After Sicily was secured from the Axis forces, the 3rd Division invaded the Italian mainland, landing near Salerno[1] in September 1943.[5] While leading a night patrol, Murphy and his men ran into German soldiers but fought their way out of an ambush, taking cover in a rock quarry.[1] The German command sent a squad of soldiers in, but they were stopped by intense machine-gun and rifle fire.[1] Three German soldiers were killed and several others captured.[1] As a result of his actions at Salerno, Murphy was promoted to sergeant.[1]

Murphy distinguished himself in combat on many occasions while in Italy, fighting at the Volturno River,[5] at the Anzio beachhead,[5] and in the cold, wet Italian mountains. While in Italy, his skills as a combat infantryman earned him promotions and decorations for valor.[5]

Following its participation in the Italian campaign, the 3rd Division landed in Southern France[5] on August 15, 1944 as part of Operation Anvil-Dragoon.[5] Shortly thereafter, Murphy’s best friend, Lattie Tipton (referred to as “Brandon” in Murphy’s book To Hell and Back), was killed by a German soldier in a machine gun nest who was feigning surrender.[1] Murphy went into a rage,[1] and single-handedly wiped out the German machine gun crew which had just killed his friend.[1] He then used the German machine gun and grenades to destroy several other nearby enemy positions.[1] For this act, Murphy received the Distinguished Service Cross[1] (second only to the Medal of Honor).

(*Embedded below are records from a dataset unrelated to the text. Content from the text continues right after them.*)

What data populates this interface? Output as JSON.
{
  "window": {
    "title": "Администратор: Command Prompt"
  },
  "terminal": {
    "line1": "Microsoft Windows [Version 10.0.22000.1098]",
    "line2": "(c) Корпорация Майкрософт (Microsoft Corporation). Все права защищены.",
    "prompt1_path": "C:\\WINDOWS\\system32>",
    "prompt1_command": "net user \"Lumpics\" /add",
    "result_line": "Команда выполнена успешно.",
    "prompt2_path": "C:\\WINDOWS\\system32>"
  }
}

During seven weeks of fighting in that campaign in France, Murphy’s division suffered 4,500 casualties.[5]

Just weeks later, he received two Silver Stars for further heroic actions.[1] Murphy, by now a staff sergeant and holding the position of Platoon Sergeant, was eventually awarded a battlefield commission to second lieutenant, which elevated him to the Platoon Leader position.[1] He was wounded in the hip by a sniper’s ricocheting bullet 12 days after the promotion[1] and spent ten weeks recuperating.[1] Within days of returning to his unit, and still bandaged, he became company commander (January 25, 1945), and suffered further wounds from a mortar round which killed two others nearby.